Alles wat leeft, groeit en sterft beweegt zich in het grootse theater van dag en nacht, schaduw en zonlicht, van schitteringen en kleuren, van zon, maan en sterren, van wolken, water en ijs. Dat is net zo goed natuur maar dan, zoals dat wordt genoemd, de abiotische kant ervan. Het is stille en onverstoorbare natuur die niet wordt bedreigd, want het is de manifestatie van kosmische natuurwetten als lichtbreking, verdamping, druk en zwaartekracht.

Het boek Optische verschijnselen in Nederland gaat over die helft van de natuur. Het laat licht schijnen op een speciaal onderdeel ervan, namelijk de spelingen van licht en kleur in de lucht en in het landschap. Iedereen kan die zien, op de hei of in de stad, in de trein of uit het keukenraam. Sommige zijn er altijd: de lucht is blauw, de zon lijkt een beetje plat als hij ondergaat. Sommige zijn heel bekend, zoals de regenboog.
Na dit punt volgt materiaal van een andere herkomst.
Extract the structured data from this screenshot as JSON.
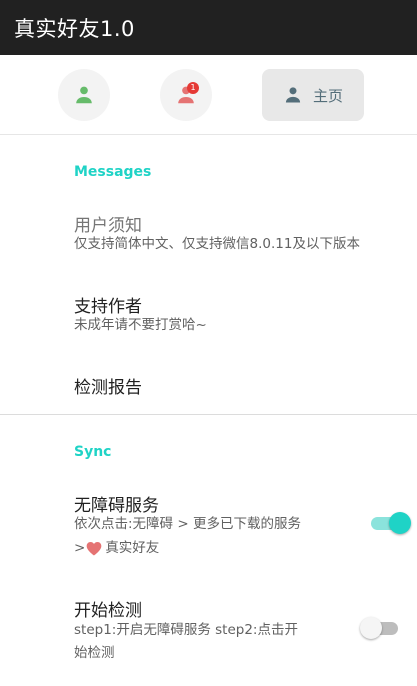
{
  "app": {
    "title": "真实好友1.0"
  },
  "tabs": {
    "contacts_icon": "person-icon",
    "notifications_icon": "person-alert-icon",
    "notifications_badge": "1",
    "home_icon": "person-icon",
    "home_label": "主页"
  },
  "messages": {
    "header": "Messages",
    "notice": {
      "title": "用户须知",
      "summary": "仅支持简体中文、仅支持微信8.0.11及以下版本"
    },
    "support": {
      "title": "支持作者",
      "summary": "未成年请不要打赏哈~"
    },
    "report": {
      "title": "检测报告"
    }
  },
  "sync": {
    "header": "Sync",
    "accessibility": {
      "title": "无障碍服务",
      "summary_line1": "依次点击:无障碍 > 更多已下载的服务",
      "summary_line2_prefix": "> ",
      "summary_line2_icon": "heart-icon",
      "summary_line2_text": "真实好友",
      "enabled": true
    },
    "start_check": {
      "title": "开始检测",
      "summary_line1": "step1:开启无障碍服务 step2:点击开",
      "summary_line2": "始检测",
      "enabled": false
    }
  },
  "colors": {
    "accent": "#1fd3c6",
    "titlebar": "#212121",
    "contacts_icon": "#66bb6a",
    "notifications_icon": "#e57373",
    "badge": "#e53935",
    "home_icon": "#546e7a",
    "heart": "#e57373"
  }
}
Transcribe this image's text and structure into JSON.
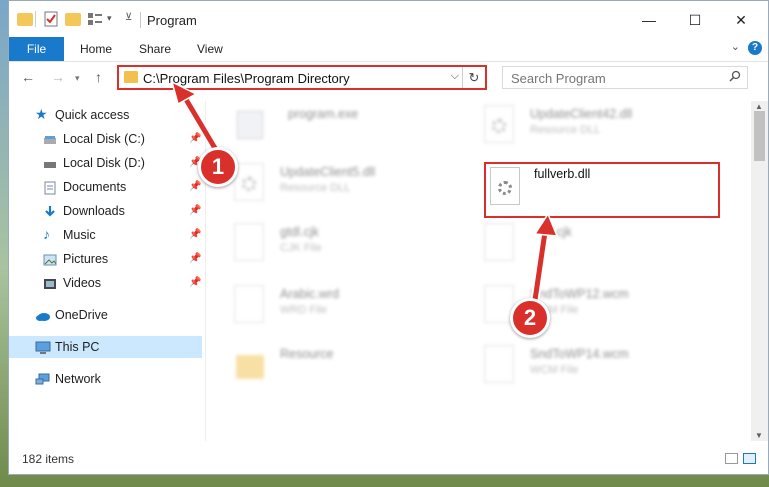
{
  "window": {
    "title": "Program",
    "controls": {
      "minimize": "—",
      "maximize": "☐",
      "close": "✕"
    }
  },
  "ribbon": {
    "file_tab": "File",
    "tabs": [
      "Home",
      "Share",
      "View"
    ],
    "expand_glyph": "⌄",
    "help_glyph": "?"
  },
  "navigation": {
    "back": "←",
    "forward": "→",
    "up": "↑"
  },
  "address_bar": {
    "path": "C:\\Program Files\\Program Directory",
    "dropdown_glyph": "⌵",
    "refresh_glyph": "↻"
  },
  "search": {
    "placeholder": "Search Program",
    "icon": "search-icon"
  },
  "nav_pane": {
    "items": [
      {
        "label": "Quick access",
        "icon": "star-icon",
        "pinned": false
      },
      {
        "label": "Local Disk (C:)",
        "icon": "drive-icon",
        "pinned": true
      },
      {
        "label": "Local Disk (D:)",
        "icon": "drive-icon",
        "pinned": true
      },
      {
        "label": "Documents",
        "icon": "documents-icon",
        "pinned": true
      },
      {
        "label": "Downloads",
        "icon": "download-icon",
        "pinned": true
      },
      {
        "label": "Music",
        "icon": "music-icon",
        "pinned": true
      },
      {
        "label": "Pictures",
        "icon": "pictures-icon",
        "pinned": true
      },
      {
        "label": "Videos",
        "icon": "video-icon",
        "pinned": true
      },
      {
        "label": "OneDrive",
        "icon": "cloud-icon",
        "pinned": false
      },
      {
        "label": "This PC",
        "icon": "computer-icon",
        "pinned": false
      },
      {
        "label": "Network",
        "icon": "network-icon",
        "pinned": false
      }
    ],
    "pin_glyph": "📌"
  },
  "files": [
    {
      "name": "program.exe",
      "type": "",
      "icon": "exe-icon"
    },
    {
      "name": "UpdateClient42.dll",
      "type": "Resource DLL",
      "icon": "dll-icon"
    },
    {
      "name": "UpdateClient5.dll",
      "type": "Resource DLL",
      "icon": "dll-icon"
    },
    {
      "name": "fullverb.dll",
      "type": "",
      "icon": "dll-icon"
    },
    {
      "name": "gtdl.cjk",
      "type": "CJK File",
      "icon": "file-icon"
    },
    {
      "name": "...cjk",
      "type": "",
      "icon": "file-icon"
    },
    {
      "name": "Arabic.wrd",
      "type": "WRD File",
      "icon": "file-icon"
    },
    {
      "name": "SndToWP12.wcm",
      "type": "WCM File",
      "icon": "file-icon"
    },
    {
      "name": "Resource",
      "type": "",
      "icon": "folder-icon"
    },
    {
      "name": "SndToWP14.wcm",
      "type": "WCM File",
      "icon": "file-icon"
    }
  ],
  "status_bar": {
    "item_count": "182 items"
  },
  "annotations": {
    "step1": "1",
    "step2": "2"
  },
  "colors": {
    "accent": "#1979ca",
    "highlight": "#d9302c",
    "selected": "#cce8ff"
  }
}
Maar er zijn er ook die een mens als hij geluk heeft maar once in a lifetime ziet: het noorderlicht, een ondersteboven schip boven zee, een lichtend andreaskruis aan de hemel. In dit boek komen al deze fenomenen aan bod. Ze hebben hun eigen natuurkunde en ze kunnen allemaal in Nederland gezien worden. De beschrijvingen zijn alle gebaseerd op bevindingen uit de waarnemingspraktijk.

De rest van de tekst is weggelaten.